Com o surgimento da fotografia, o fascínio pela morte não declinou. Sontag (2003, p. 23) defende, por exemplo, que:


Como uma imagem produzida por uma câmera é, literalmente, um vestígio de algo trazido para diante da lente, as fotos superavam qualquer pintura como lembrança do passado desaparecido e dos entes queridos que se foram.

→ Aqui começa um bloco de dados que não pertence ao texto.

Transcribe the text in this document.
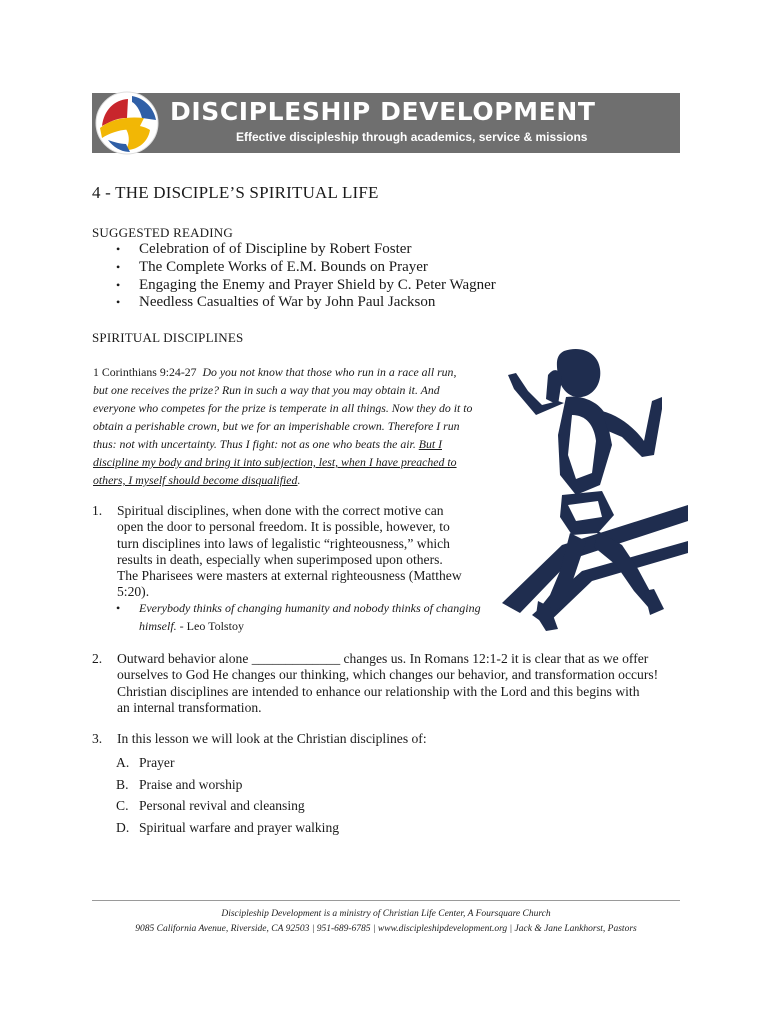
DISCIPLESHIP DEVELOPMENT
Effective discipleship through academics, service & missions
4 - THE DISCIPLE’S SPIRITUAL LIFE
SUGGESTED READING
• Celebration of of Discipline by Robert Foster
• The Complete Works of E.M. Bounds on Prayer
• Engaging the Enemy and Prayer Shield by C. Peter Wagner
• Needless Casualties of War by John Paul Jackson
SPIRITUAL DISCIPLINES
1 Corinthians 9:24-27 Do you not know that those who run in a race all run, but one receives the prize? Run in such a way that you may obtain it. And everyone who competes for the prize is temperate in all things. Now they do it to obtain a perishable crown, but we for an imperishable crown. Therefore I run thus: not with uncertainty. Thus I fight: not as one who beats the air. But I discipline my body and bring it into subjection, lest, when I have preached to others, I myself should become disqualified.
1. Spiritual disciplines, when done with the correct motive can
open the door to personal freedom. It is possible, however, to
turn disciplines into laws of legalistic “righteousness,” which
results in death, especially when superimposed upon others.
The Pharisees were masters at external righteousness (Matthew
5:20).
• Everybody thinks of changing humanity and nobody thinks of changing himself. - Leo Tolstoy
2. Outward behavior alone _____________ changes us. In Romans 12:1-2 it is clear that as we offer
ourselves to God He changes our thinking, which changes our behavior, and transformation occurs!
Christian disciplines are intended to enhance our relationship with the Lord and this begins with
an internal transformation.
3. In this lesson we will look at the Christian disciplines of:
A. Prayer
B. Praise and worship
C. Personal revival and cleansing
D. Spiritual warfare and prayer walking
Discipleship Development is a ministry of Christian Life Center, A Foursquare Church
9085 California Avenue, Riverside, CA 92503 | 951-689-6785 | www.discipleshipdevelopment.org | Jack & Jane Lankhorst, Pastors
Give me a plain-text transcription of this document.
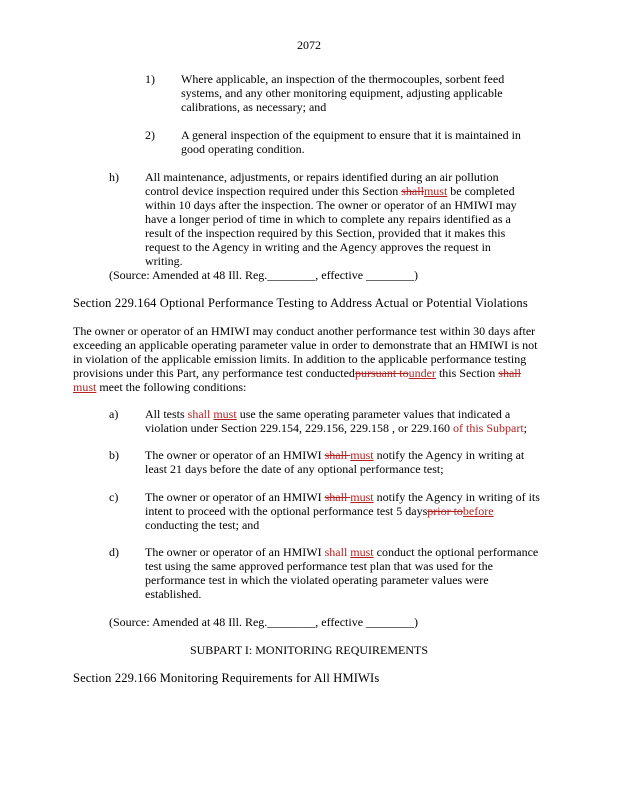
2072
1) Where applicable, an inspection of the thermocouples, sorbent feed systems, and any other monitoring equipment, adjusting applicable calibrations, as necessary; and
2) A general inspection of the equipment to ensure that it is maintained in good operating condition.
h) All maintenance, adjustments, or repairs identified during an air pollution control device inspection required under this Section shallmust be completed within 10 days after the inspection. The owner or operator of an HMIWI may have a longer period of time in which to complete any repairs identified as a result of the inspection required by this Section, provided that it makes this request to the Agency in writing and the Agency approves the request in writing.
(Source: Amended at 48 Ill. Reg.________, effective ________)
Section 229.164 Optional Performance Testing to Address Actual or Potential Violations
The owner or operator of an HMIWI may conduct another performance test within 30 days after exceeding an applicable operating parameter value in order to demonstrate that an HMIWI is not in violation of the applicable emission limits. In addition to the applicable performance testing provisions under this Part, any performance test conductedpursuant tounder this Section shall
must meet the following conditions:
a) All tests shall must use the same operating parameter values that indicated a violation under Section 229.154, 229.156, 229.158 , or 229.160 of this Subpart;
b) The owner or operator of an HMIWI shall must notify the Agency in writing at least 21 days before the date of any optional performance test;
c) The owner or operator of an HMIWI shall must notify the Agency in writing of its intent to proceed with the optional performance test 5 daysprior tobefore
conducting the test; and
d) The owner or operator of an HMIWI shall must conduct the optional performance test using the same approved performance test plan that was used for the performance test in which the violated operating parameter values were established.
(Source: Amended at 48 Ill. Reg.________, effective ________)
SUBPART I: MONITORING REQUIREMENTS
Section 229.166 Monitoring Requirements for All HMIWIs
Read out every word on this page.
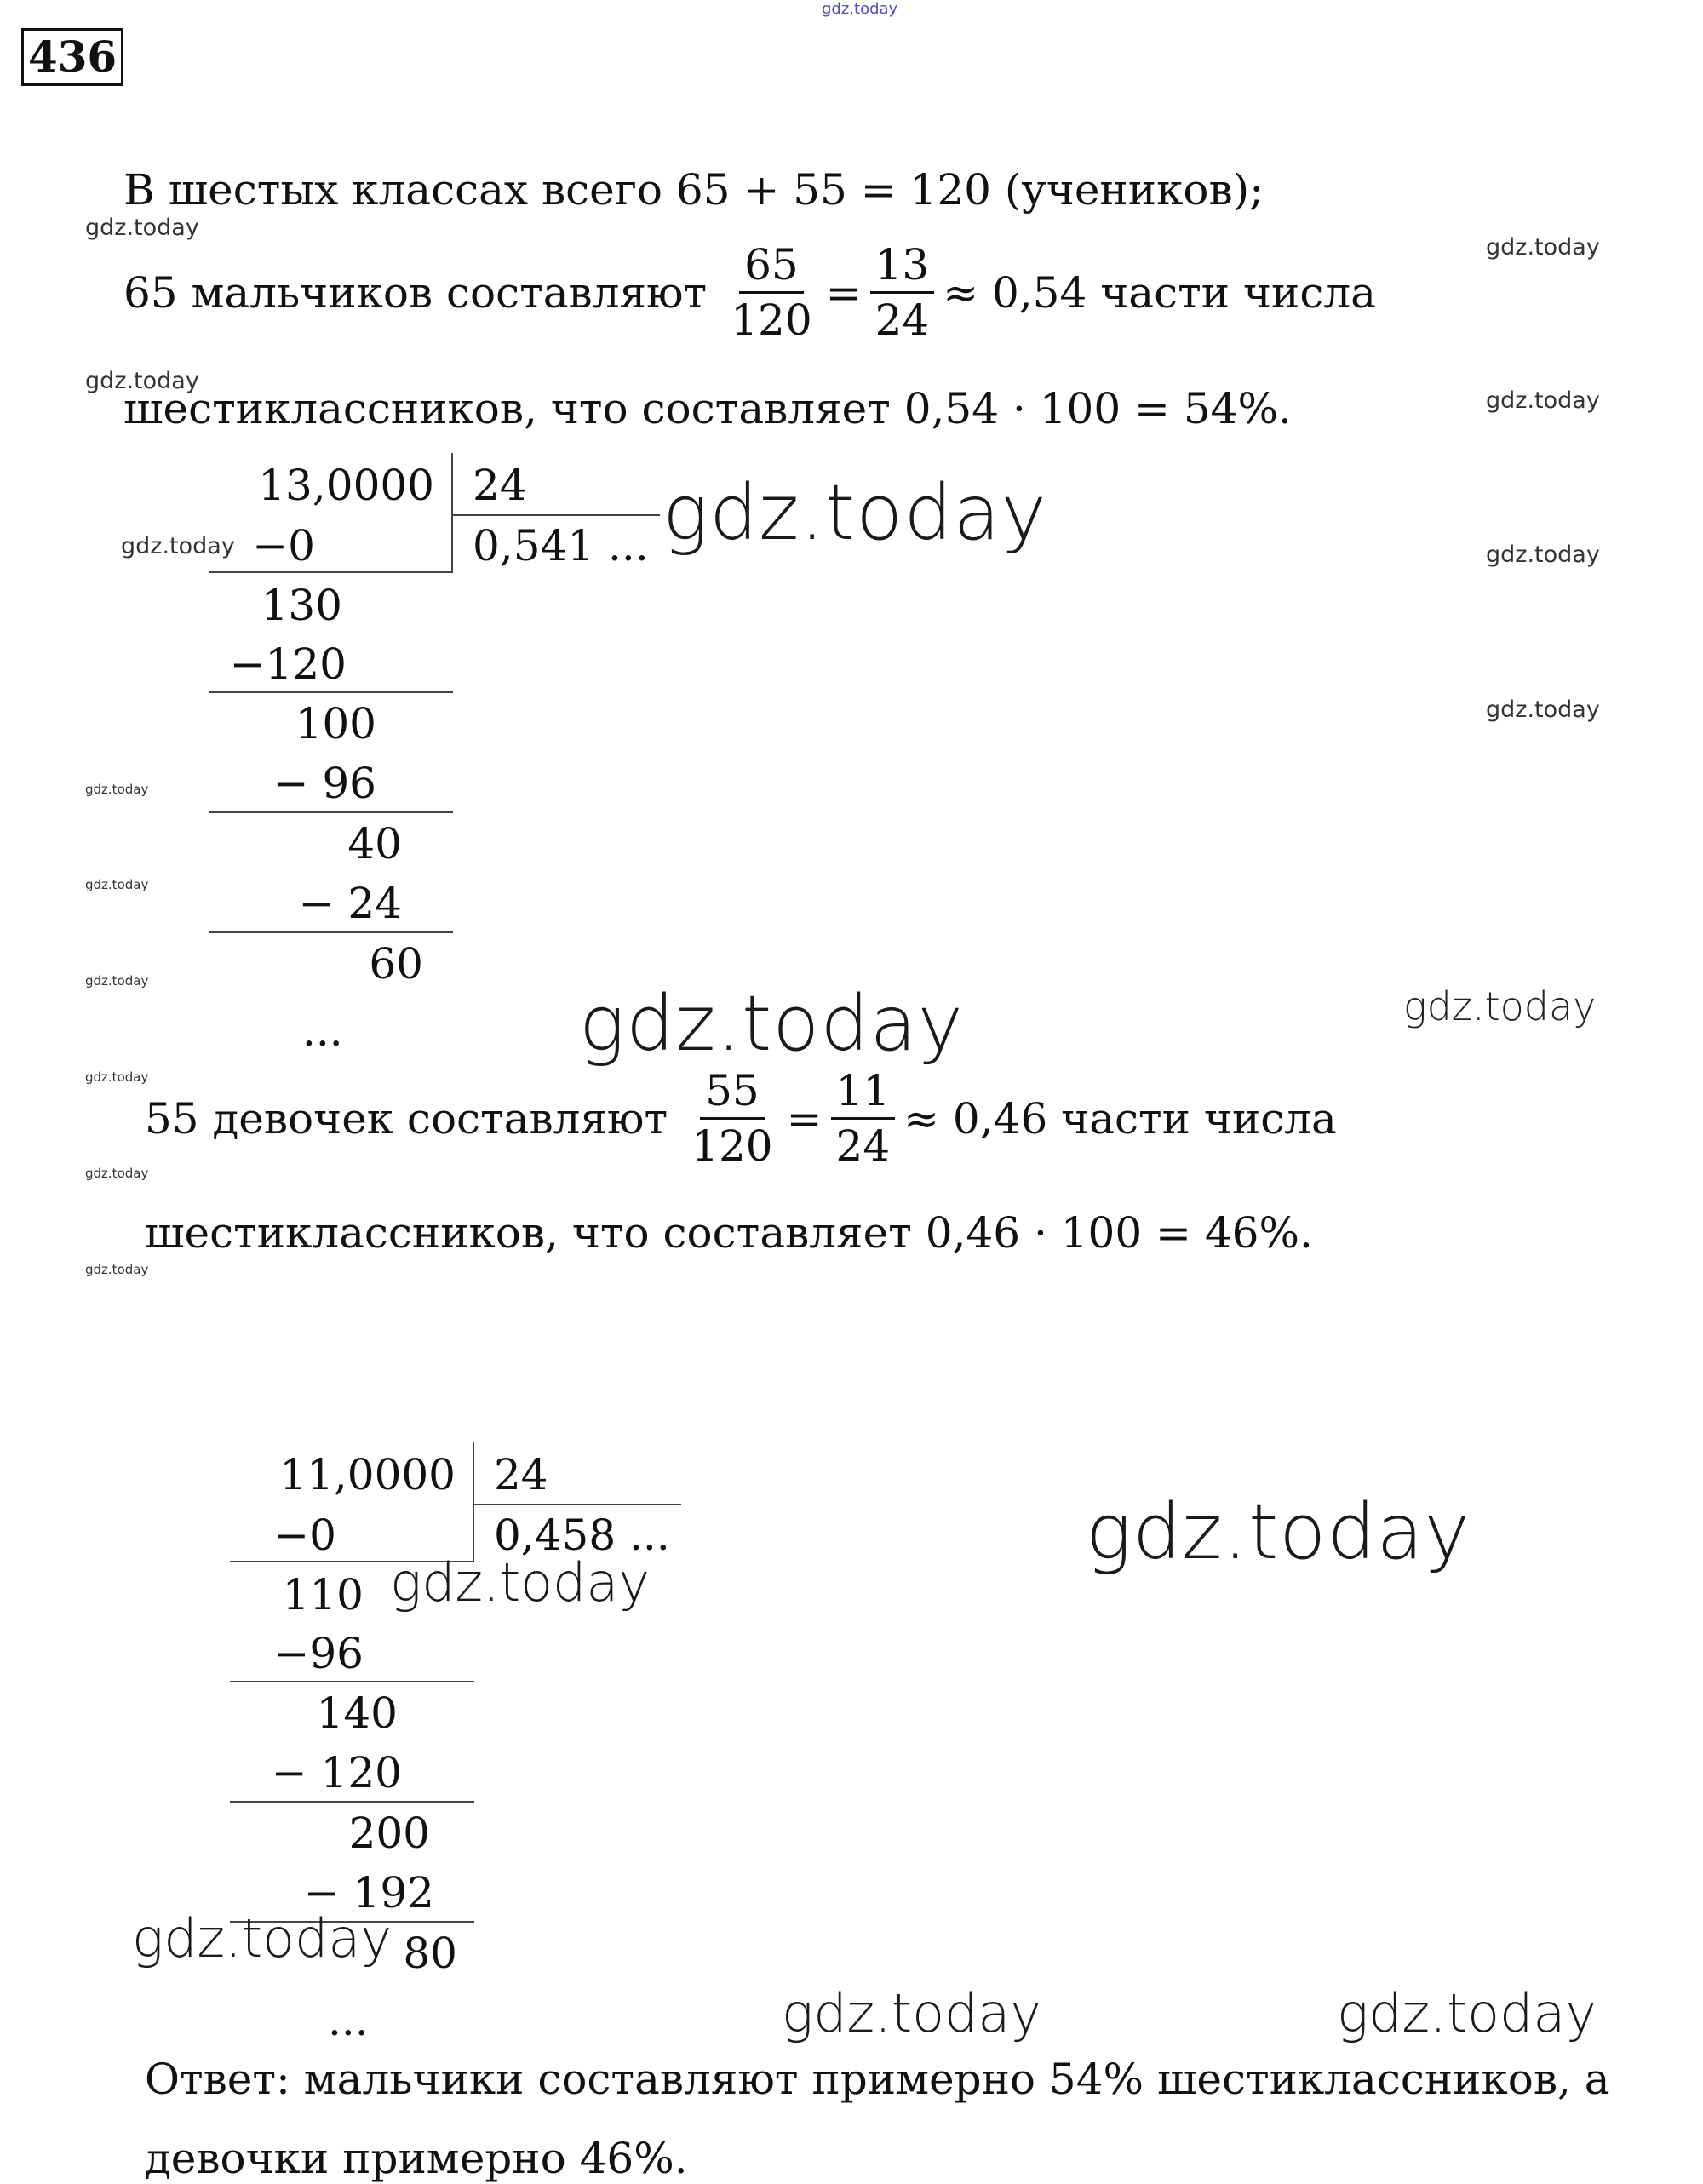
gdz.today
436
В шестых классах всего 65 + 55 = 120 (учеников);
65 мальчиков составляют $\frac{65}{120} = \frac{13}{24} \approx 0,54$ части числа
шестиклассников, что составляет 0,54 · 100 = 54%.
13,0000 24
0,541 ...
−0
130
−120
100
− 96
40
− 24
60
...
55 девочек составляют $\frac{55}{120} = \frac{11}{24} \approx 0,46$ части числа
шестиклассников, что составляет 0,46 · 100 = 46%.
11,0000 24
0,458 ...
−0
110
−96
140
− 120
200
− 192
80
...
Ответ: мальчики составляют примерно 54% шестиклассников, а
девочки примерно 46%.
gdz.today
gdz.today
gdz.today
gdz.today
gdz.today	gdz.today	gdz.today
gdz.today
gdz.today
gdz.today
gdz.today	gdz.today	gdz.today
gdz.today
gdz.today
gdz.today
gdz.today
gdz.today
gdz.today
gdz.today	gdz.today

As guerras existentes na primeira metade do século XX exemplificam, de acordo com Sontag (2003), outra situação: graças às fotografias, ampliou-se a possibilidade de ser um espectador de calamidades ocorridas em outros países. Às fotos coube uma autoridade maior do que qualquer relato oral para transmitir os horrores da produção de morte em massa, especialmente na Segunda Guerra Mundial.

Justificando essa valorização da fotografia, Sontag (2003, p. 23) acrescenta que:


O fluxo incessante de imagens (televisão, vídeo, cinema) constitui o nosso meio circundante, mas quando se trata de recordar, a fotografia fere mais fundo. A memória congela o quadro; sua unidade básica é a imagem isolada. Numa era sobrecarregada de informações, a fotografia oferece um modo rápido de apreender algo e uma forma compacta de memorizá-lo.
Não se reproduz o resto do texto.